Sir – An open letter to young Paddy Gibson, Sydney academic and saviour of blackfellas.
Well once again you’ve sneaked into our country young Paddy to tell us all, black and white, what we should be doing about the most difficult and sensitive issues that we all face. You’ve come from the great southern metropolis to pass on your wisdom to all of us poor benighted white rednecks and dumb bush blackfellas in this backwoods town of ours far from the intellectual delights of Sydney Town where they don’t really have any problems at all.
I’m assuming that you think of yourself as essentially Irish since you call yourself Pádraig after the blessed saint who drove the snakes from the Old Sod, though your surname is Norman derived Sassenach. But that’s Ok young Paddy because we white English speaking Australians are all mixed up aren’t we and we all come from somewhere else. I usually go by the name Dave Price but you can call me Dáithi Mac Rís or Taffy ap Rhys if you want to acknowledge my cultural heritages and I’d appreciate that since 200 years is not a long time. This is especially so for my wife’s mob. My wife is not mixed up at all, like you and me, young Paddy. She’s Warlpiri but she is also related closely by marriage to members of all the major language groups of Central Australia. Her parents were about the age of our grandsons when they first saw whitefellas. She was born under a tree with her aunt as the only attendant and midwife for her Mum. She usually goes by the name Bess but this is spelt Piiji in Warlpiri and you’d have to learn a bit more to know how to pronounce it. She is also known as Nyirringali after he great aunt and of course her skin name is Nungarrayi which makes her a sister to your good friend Barbara Shaw. She can also be known as Yunkaranyi Jukurrpa after the place in Anmatyerr country that her child spirit came from. If we attended all of the funerals we should under Aboriginal law we’d be going to about 30 a year on average and we wouldn’t be able to earn a living or care for our dependents. But none of this interests you, does it young Paddy, for you know better than all of us what is good for us.

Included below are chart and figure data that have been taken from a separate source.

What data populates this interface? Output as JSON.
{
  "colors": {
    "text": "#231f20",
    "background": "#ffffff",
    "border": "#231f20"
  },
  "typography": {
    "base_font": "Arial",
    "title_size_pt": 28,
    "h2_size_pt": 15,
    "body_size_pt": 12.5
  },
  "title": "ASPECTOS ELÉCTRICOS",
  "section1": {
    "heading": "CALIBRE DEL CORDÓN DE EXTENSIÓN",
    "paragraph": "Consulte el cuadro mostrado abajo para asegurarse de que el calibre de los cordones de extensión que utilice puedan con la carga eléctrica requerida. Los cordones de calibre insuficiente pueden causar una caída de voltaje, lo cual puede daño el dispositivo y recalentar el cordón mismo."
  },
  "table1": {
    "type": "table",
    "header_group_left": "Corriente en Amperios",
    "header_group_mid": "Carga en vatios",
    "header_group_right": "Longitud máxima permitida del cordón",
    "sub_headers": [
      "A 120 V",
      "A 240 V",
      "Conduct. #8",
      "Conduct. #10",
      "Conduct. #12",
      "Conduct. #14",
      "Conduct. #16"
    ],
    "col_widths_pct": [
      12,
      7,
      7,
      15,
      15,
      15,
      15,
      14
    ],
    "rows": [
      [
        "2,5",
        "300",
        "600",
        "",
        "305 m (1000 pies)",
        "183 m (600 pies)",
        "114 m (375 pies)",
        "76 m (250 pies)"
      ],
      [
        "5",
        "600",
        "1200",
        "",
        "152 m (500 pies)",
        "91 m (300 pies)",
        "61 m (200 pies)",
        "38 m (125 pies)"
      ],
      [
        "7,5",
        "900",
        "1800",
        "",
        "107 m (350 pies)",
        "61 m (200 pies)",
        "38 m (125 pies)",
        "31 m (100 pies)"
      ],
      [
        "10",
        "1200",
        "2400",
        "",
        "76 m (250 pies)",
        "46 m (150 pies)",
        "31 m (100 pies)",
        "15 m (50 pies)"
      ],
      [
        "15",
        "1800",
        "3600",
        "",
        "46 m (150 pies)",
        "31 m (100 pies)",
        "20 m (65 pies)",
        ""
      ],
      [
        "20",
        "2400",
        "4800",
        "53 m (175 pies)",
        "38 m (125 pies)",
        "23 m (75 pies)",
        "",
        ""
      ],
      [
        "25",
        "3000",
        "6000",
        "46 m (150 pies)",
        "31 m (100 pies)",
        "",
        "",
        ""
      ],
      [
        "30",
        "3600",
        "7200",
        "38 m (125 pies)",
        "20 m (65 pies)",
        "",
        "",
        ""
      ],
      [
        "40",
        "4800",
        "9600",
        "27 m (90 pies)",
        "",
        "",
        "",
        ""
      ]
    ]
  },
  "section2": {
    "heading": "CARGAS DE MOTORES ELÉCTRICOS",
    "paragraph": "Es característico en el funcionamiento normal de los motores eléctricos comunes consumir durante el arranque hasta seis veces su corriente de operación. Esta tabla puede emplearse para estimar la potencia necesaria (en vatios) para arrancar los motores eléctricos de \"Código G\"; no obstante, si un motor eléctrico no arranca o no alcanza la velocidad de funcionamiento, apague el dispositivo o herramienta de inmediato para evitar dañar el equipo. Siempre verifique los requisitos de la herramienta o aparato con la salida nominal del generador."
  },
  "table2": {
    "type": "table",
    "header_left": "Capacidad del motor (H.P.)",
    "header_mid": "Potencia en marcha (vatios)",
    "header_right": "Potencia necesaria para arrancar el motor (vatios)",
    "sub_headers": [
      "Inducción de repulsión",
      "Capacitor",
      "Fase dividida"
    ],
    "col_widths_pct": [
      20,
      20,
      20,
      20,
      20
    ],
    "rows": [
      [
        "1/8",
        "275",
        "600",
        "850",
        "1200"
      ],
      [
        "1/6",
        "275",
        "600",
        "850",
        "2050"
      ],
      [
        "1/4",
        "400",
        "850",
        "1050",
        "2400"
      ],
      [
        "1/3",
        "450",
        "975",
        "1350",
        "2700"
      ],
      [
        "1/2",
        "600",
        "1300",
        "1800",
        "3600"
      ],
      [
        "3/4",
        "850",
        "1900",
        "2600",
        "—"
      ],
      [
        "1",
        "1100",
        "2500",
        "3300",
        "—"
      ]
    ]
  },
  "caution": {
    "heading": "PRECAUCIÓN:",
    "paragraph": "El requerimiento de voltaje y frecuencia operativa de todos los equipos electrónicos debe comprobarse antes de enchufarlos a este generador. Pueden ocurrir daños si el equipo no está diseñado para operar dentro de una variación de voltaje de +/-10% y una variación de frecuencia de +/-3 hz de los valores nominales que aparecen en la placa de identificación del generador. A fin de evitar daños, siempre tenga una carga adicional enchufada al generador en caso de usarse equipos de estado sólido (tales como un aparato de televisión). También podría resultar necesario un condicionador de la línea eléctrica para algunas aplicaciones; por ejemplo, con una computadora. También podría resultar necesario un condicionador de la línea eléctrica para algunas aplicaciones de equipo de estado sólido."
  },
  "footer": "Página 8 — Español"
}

But despite all I describe my wife has managed to get herself elected to the NT Parliament. So did several others from backgrounds similar to her own. They have brought a new government to the Territory. They are from the bush, not from the city, like the ones you have learnt your politics from, those who weren’t elected by anybody and aren’t democratically inclined. They don’t think like you. But of course you’re not interested in any of this are you Paddy. You don’t believe in democracy or civil society. In Irish terms you’re more in the tradition of the Real IRA or the UDF whereas my wife would think more like Veronica Guerin or even Mary Robinson and Mary McAleese. I can tell from what I see of you on the internet that you are positively proud of acting like and being treated like a criminal. The world is sick with angry young men Paddy. And you are quite happy to egregiously insult my wife and myself because we disagree with your undergraduate politics. You have done so often, as have your colleagues within the cloistered realms of the metropolitan academy. We can forgive all of this because it seems to us you are young and idealistic as we all once were and you don’t seem all that bright. But we do struggle to forgive your arrogance and your unwillingness to learn from your elders.

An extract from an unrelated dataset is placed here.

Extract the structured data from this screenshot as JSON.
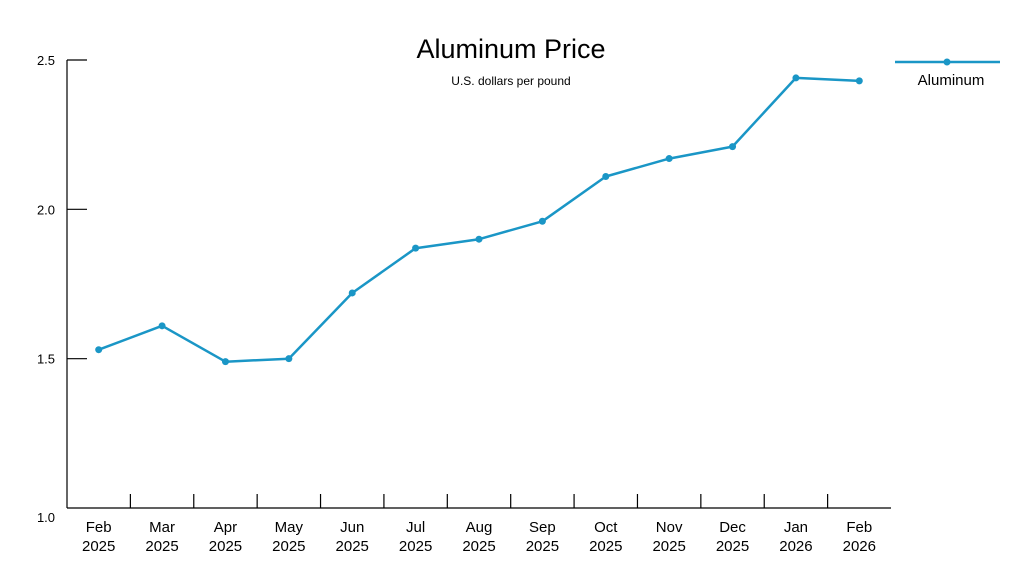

My wife managed an 18.5% swing in an electorate that is 73% Aboriginal. Four of her colleagues are Aboriginal. Three of those are from the bush and speak an Aboriginal language as a first language. You don’t seem to trust them to have their people’s interests at heart and you seem to be telling us that you know better than they what is good for their people. As an elder of your own people, one who has spent a lifetime working with Aboriginal people, sustaining a marriage with a Warlpiri woman and raising a talented and proud Aboriginal daughter, I would give you some advice. Take the time to learn about life, don’t believe all they tell you in the academy, desist from gratuitously insulting your betters and keep you nose out of other people’s business until you know what you’re talking about.